I advocate building your communication around what I call the Three C’s: Clarity, Credibility and Connection… with just a sprinkling of Story for added memorability.
Crisis Communication Rule 1: Clarity
Let’s go back to Ardern’s ‘bubble’. With that one metaphor, the New Zealand government managed to establish a story that was not just simple and clear but easy to visualise. It was sticky.
Now, as her country undertakes the process of opening itself up, that bubble is expanding – first to take in wider social and work bubbles, then to explain the travel bubbles that will follow. The basic principle – simple and clear – is what made it sticky in the first place. But there is also enough of a story to allow it to develop and grow.
It’s an example of how quickly words with concrete imagery can gain traction. I find something similar happens in my own workshops when, by the end of the day, people have invariably started to copy expressions I have been using (‘land the point’; ‘own the room’).
Sticky messages can be grasped quickly (important when it comes to ensuring the message gets maximum reach). They are easy to visualise and have a sense of story. But they also have to be believable.
Crisis Communication Rule 2: Credibility
In many ways, credibility is the least tangible of the Three C’s – yet people tend to spot its absence the full metaphorical mile off.
A recent article in The Times (UK) drew attention to a spate of ‘We’re here for you’ ads from various banks in response to the financial challenges being faced by their customers. ‘Forget the touchy-feely ads, just give us better service,’ was the headline. Ouch. But it made a good point: it doesn’t matter how well-crafted your story is or how simple your language, to be believable, your message also has to be credible. Telling customers how important they are while hundreds of them complain of an inability to access services comprehensively fails to deliver a credible message.
There is a valuable lesson in this for business leaders going forward, especially for those who may be facing the prospect of delivering difficult news. If you want your staff to be understanding of the tough decisions that may have to be made, if you want them to believe in the reasons behind such decisions, your messages have to be credible.
Crisis Communication Rule 3: Connection
So, words matter. But they don’t stand alone. To achieve that third ‘C’ in effective communication – connection – you have to be mindful of how people feel.
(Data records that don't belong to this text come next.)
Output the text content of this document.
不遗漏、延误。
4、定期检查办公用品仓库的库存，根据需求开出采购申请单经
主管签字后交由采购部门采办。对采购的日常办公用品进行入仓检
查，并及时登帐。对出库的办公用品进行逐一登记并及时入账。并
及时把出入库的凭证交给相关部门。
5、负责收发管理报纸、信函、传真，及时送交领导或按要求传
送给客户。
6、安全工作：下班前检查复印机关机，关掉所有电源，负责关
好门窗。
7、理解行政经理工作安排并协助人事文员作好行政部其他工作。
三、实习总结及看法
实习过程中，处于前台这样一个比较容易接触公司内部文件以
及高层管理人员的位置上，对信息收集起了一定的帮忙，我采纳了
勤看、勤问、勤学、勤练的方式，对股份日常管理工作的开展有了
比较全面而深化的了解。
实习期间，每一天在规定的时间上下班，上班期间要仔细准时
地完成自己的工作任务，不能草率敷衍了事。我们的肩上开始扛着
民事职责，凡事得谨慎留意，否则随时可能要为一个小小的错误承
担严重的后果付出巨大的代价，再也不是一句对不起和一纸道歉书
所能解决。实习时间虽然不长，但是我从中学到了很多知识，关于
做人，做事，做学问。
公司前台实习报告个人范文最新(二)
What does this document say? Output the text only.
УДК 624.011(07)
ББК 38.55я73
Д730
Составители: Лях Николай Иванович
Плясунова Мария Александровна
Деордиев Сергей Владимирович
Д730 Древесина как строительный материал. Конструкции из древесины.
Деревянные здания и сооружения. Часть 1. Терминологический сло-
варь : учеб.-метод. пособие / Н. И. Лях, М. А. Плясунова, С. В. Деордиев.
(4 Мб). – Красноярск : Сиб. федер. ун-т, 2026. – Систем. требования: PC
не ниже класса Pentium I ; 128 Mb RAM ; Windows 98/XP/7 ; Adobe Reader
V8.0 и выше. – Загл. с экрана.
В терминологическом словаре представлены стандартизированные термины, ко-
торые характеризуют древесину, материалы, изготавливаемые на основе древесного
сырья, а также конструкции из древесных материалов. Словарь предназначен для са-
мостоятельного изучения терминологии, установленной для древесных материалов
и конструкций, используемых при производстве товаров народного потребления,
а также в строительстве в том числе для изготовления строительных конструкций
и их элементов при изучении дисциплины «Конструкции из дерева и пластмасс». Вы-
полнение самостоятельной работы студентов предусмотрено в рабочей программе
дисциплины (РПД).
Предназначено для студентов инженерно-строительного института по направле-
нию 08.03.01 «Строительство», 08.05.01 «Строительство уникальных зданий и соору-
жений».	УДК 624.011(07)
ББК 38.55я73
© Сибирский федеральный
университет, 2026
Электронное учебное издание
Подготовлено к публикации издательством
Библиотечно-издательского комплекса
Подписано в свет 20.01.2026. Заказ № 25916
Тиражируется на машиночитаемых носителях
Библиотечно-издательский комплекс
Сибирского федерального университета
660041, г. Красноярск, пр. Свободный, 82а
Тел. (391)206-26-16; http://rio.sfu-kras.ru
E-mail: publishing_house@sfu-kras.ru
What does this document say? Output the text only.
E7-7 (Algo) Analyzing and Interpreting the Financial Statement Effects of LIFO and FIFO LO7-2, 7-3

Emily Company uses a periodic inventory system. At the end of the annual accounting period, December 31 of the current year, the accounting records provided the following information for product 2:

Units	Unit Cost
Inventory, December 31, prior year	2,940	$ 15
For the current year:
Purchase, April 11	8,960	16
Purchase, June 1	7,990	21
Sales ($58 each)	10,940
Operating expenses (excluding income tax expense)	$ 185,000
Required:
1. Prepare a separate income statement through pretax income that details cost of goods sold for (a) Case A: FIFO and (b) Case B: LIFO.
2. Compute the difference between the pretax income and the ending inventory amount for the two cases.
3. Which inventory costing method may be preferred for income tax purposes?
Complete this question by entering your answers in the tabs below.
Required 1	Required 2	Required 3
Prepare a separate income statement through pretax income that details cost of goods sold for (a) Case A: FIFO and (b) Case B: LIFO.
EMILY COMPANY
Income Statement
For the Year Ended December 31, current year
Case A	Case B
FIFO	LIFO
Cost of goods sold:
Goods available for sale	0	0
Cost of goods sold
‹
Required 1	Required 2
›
That’s especially relevant in times of uncertainty when staff will be particularly attuned to any perceived lack of compassion.
Sounding like you care is essential if you want your message to land. But setting the right tone doesn’t just mean ‘of voice’. It also means getting your timing right and – in today’s world of virtual communication – even your backdrop. One client recently told me of a senior leader who announced news of furloughing staff from his well-appointed living room beyond which his large garden was visible through the open patio doors. His assertion that ‘the current lockdown has been difficult for us all’ was unsurprisingly seen as a little tone deaf by the firm’s mainly young, apartment-bound workforce. The devil is in the detail, as they say.
Such practices are good sense, not rocket science, but they are surprisingly easy for people to forget, particularly in challenging times when there’s so much competing for our attention.
Which makes those Three C’s – dusted with that all-important sprinkle of ‘story’ – a particularly good mantra for our times.